A significant problem that suspended users and their supporters complain of frequently is that the current ban system is not fair (being singled out, rules aren't stated, here are examples of others doing the same thing, etc)
While I hate to open old wounds, and there is an unwritten social agreement to avoid mentioning specific people who have been banned (Primarily for privacy reasons), I feel it's important that we consider some concrete examples that did happen, rather than postulate based on what could or might happen.
http://meta.math.stackexchange.com/questions/1289/threatening-emails-from-jeff-atwood <-- User asked privately to change their comment posting behavior to avoid suspension.
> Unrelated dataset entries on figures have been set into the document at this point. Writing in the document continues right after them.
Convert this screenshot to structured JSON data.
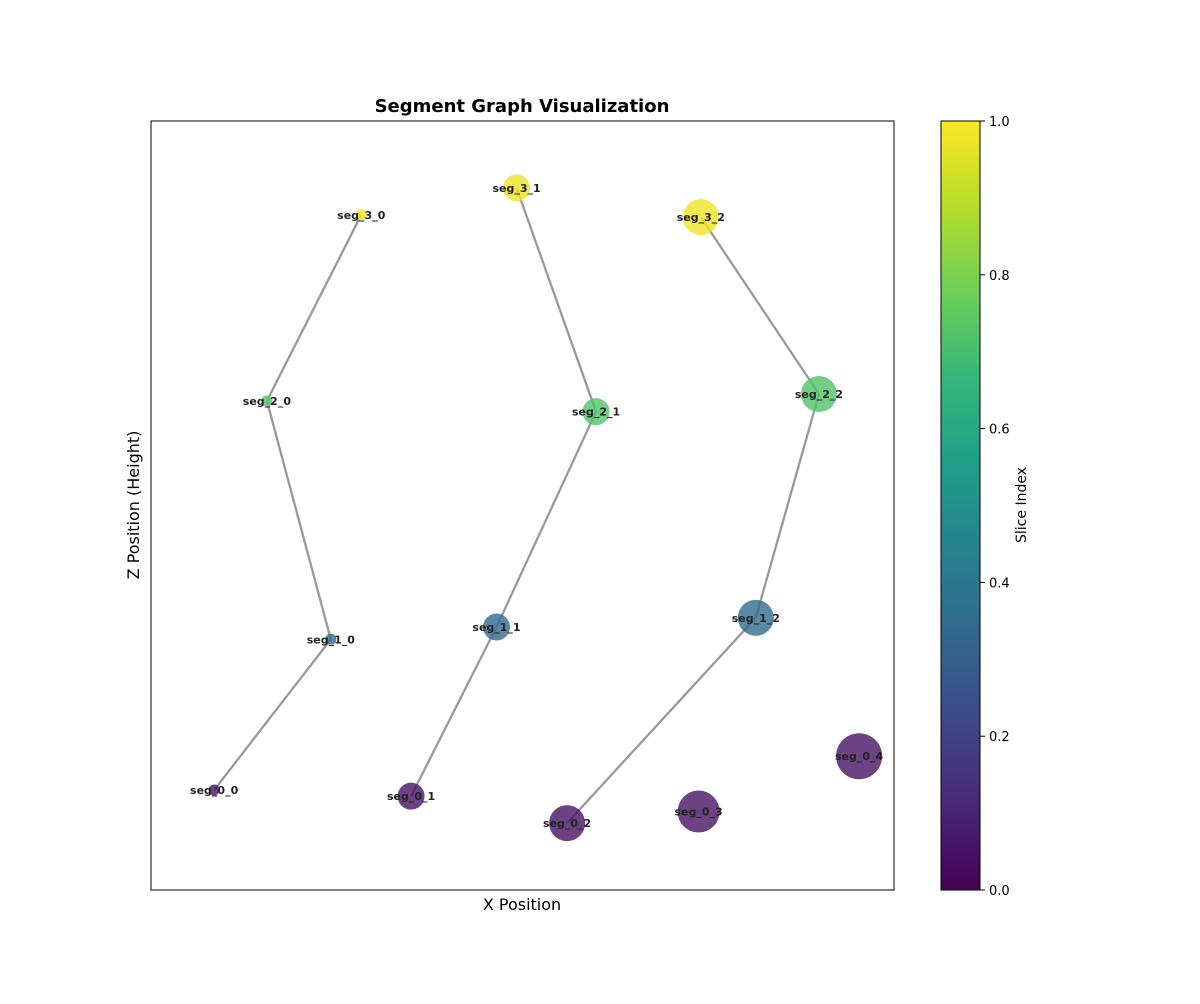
{
  "chart_data": {
    "type": "scatter",
    "title": "Segment Graph Visualization",
    "xlabel": "X Position",
    "ylabel": "Z Position (Height)",
    "x_ticks_visible": false,
    "y_ticks_visible": false,
    "grid": false,
    "xlim": [
      0,
      100
    ],
    "ylim": [
      0,
      100
    ],
    "nodes": [
      {
        "id": "seg_0_0",
        "x": 8.5,
        "y": 13.0,
        "slice": 0.05,
        "size": 1
      },
      {
        "id": "seg_0_1",
        "x": 35.0,
        "y": 12.2,
        "slice": 0.05,
        "size": 3
      },
      {
        "id": "seg_0_2",
        "x": 56.0,
        "y": 8.7,
        "slice": 0.05,
        "size": 4
      },
      {
        "id": "seg_0_3",
        "x": 73.7,
        "y": 10.2,
        "slice": 0.05,
        "size": 5
      },
      {
        "id": "seg_0_4",
        "x": 95.3,
        "y": 17.4,
        "slice": 0.05,
        "size": 6
      },
      {
        "id": "seg_1_0",
        "x": 24.2,
        "y": 32.6,
        "slice": 0.35,
        "size": 1
      },
      {
        "id": "seg_1_1",
        "x": 46.5,
        "y": 34.2,
        "slice": 0.35,
        "size": 3
      },
      {
        "id": "seg_1_2",
        "x": 81.4,
        "y": 35.4,
        "slice": 0.35,
        "size": 4
      },
      {
        "id": "seg_2_0",
        "x": 15.6,
        "y": 63.6,
        "slice": 0.72,
        "size": 1
      },
      {
        "id": "seg_2_1",
        "x": 59.9,
        "y": 62.2,
        "slice": 0.72,
        "size": 3
      },
      {
        "id": "seg_2_2",
        "x": 89.9,
        "y": 64.5,
        "slice": 0.72,
        "size": 4
      },
      {
        "id": "seg_3_0",
        "x": 28.3,
        "y": 87.8,
        "slice": 0.98,
        "size": 1
      },
      {
        "id": "seg_3_1",
        "x": 49.2,
        "y": 91.3,
        "slice": 0.98,
        "size": 3
      },
      {
        "id": "seg_3_2",
        "x": 74.0,
        "y": 87.5,
        "slice": 0.98,
        "size": 4
      }
    ],
    "edges": [
      [
        "seg_0_0",
        "seg_1_0"
      ],
      [
        "seg_1_0",
        "seg_2_0"
      ],
      [
        "seg_2_0",
        "seg_3_0"
      ],
      [
        "seg_0_1",
        "seg_1_1"
      ],
      [
        "seg_1_1",
        "seg_2_1"
      ],
      [
        "seg_2_1",
        "seg_3_1"
      ],
      [
        "seg_0_2",
        "seg_1_2"
      ],
      [
        "seg_1_2",
        "seg_2_2"
      ],
      [
        "seg_2_2",
        "seg_3_2"
      ]
    ],
    "colorbar": {
      "label": "Slice Index",
      "colormap": "viridis",
      "range": [
        0,
        1
      ],
      "ticks": [
        "0.0",
        "0.2",
        "0.4",
        "0.6",
        "0.8",
        "1.0"
      ]
    },
    "colors": {
      "edge": "#999999",
      "viridis_stops": [
        "#440154",
        "#482878",
        "#3e4989",
        "#31688e",
        "#26828e",
        "#1f9e89",
        "#35b779",
        "#6ece58",
        "#b5de2b",
        "#fde725"
      ]
    }
  }
}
https://stackoverflow.com/users/5640/geoffrey-chetwood <-- User suspended due to numerous complaints and flags against user's comments and other interactions on the site.
Numerous other users have been banned at various times for various reasons, including extraordinary users (one of the top superusers, for instance, and that is a site that could still use a little more help). Would these cases have been better if we could remove one or another ability, rather than removing them from the site completely?
Automate the suspension system based on flags and moderator attention
- While users are told that they are being banned for specific violations, there appears to be a lot of wriggle room for the suspension trigger to occur. It would be better if, over time as problems are identified, the system is designed to detect inordinate numbers of flagging and moderator actions against a specific user for specific violations. Triggers should be set that provide the moderators/team with notices so that they can perform suspension based on a well known set of conditions. As long as the system is automated to at least this degree, then people cannot easily complain about how the system is unfairly targeting them. Further, the moderators then have clear guidelines as to what constitutes suspendable violations for some types of regular infractions.
This feature should also reduce moderator workload as no warnings would need to be given to users who receive so many flags so consistently that they lose the ability to comment, so the whole email communication aspect could be removed, and they could be encouraged instead to come here for support regarding semi-automated suspension. It may reduce the need for moderators to discuss specific cases and determine the appropriate action, and suspensions can be enacted immediately, rather than a day or more after the latest incident.
- Are there behavior patterns that we could detect that are currently not detected?
- Is it reasonable to formalize this process so once a trigger occurs it is acted upon, rather than starting discussion, or deferring the decision to Stack Exchange, Inc?
- Would this actually resolve the problem, or would banned users still be able to complain about the unfair nature of it due to some other link in the chain?